Likewise, DeSantis vowed to continue monitoring Dorian closely over the next several days. And he encouraged anyone living in areas in the storm’s cone of uncertainty to remain prepared for a possible worst-case scenario.
“There is still a significant chance of a strike on the state of Florida,” he said.
Locally, the Marion County Sheriff’s Office, in its capacity as an emergency management agency, said the latest predictions are for the county to receive 3-4 inches of rain as the storm moves up the coast – a far cry from the 20-inch prediction the county was facing a few days ago. There are no plans to open shelters, but the resources are in place to do so quickly, officials say.

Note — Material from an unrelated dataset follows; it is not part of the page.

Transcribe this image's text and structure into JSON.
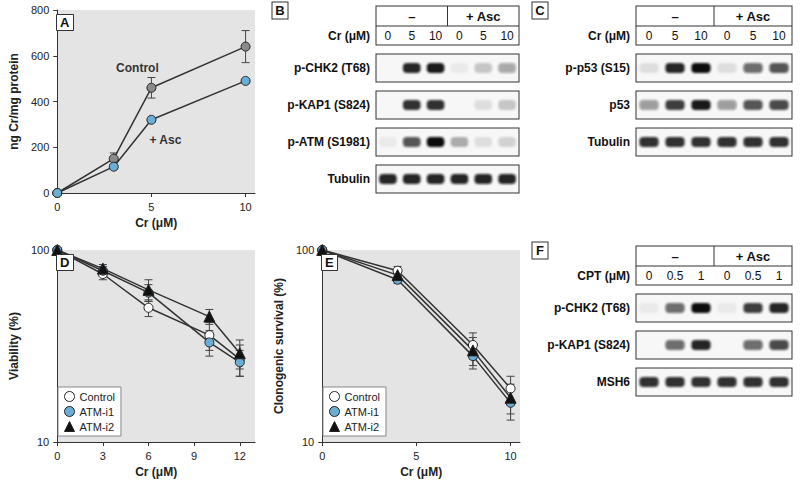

In Marion County, sandbag locations will remain open through Sunday from 7 a.m. to 7 p.m. Bags, sand, and shovels are provided free. County residents can pick up their sandbags at:
- Belleview Sports Complex, 6501 SE 107th St., Belleview;
- Dunnellon City Complex, 11924 Bostick Street, Dunnellon;
- Wrigley Field, 405 County Road E 316, Citra;
- East Marion Sports Complex – 14445 NE 14th Street Road, Silver Springs
Ocala residents can get sandbags at:
- Reilly Arts Center, 500 NE 9th St., Ocala;
- Ed Crosky Recreation Center, 1510 NW Fourth St., Ocala.
The City of Ocala Recreation and Parks Department also announced that all city parks and splash pads will be open and maintain normal hours on Sunday, Sept. 1.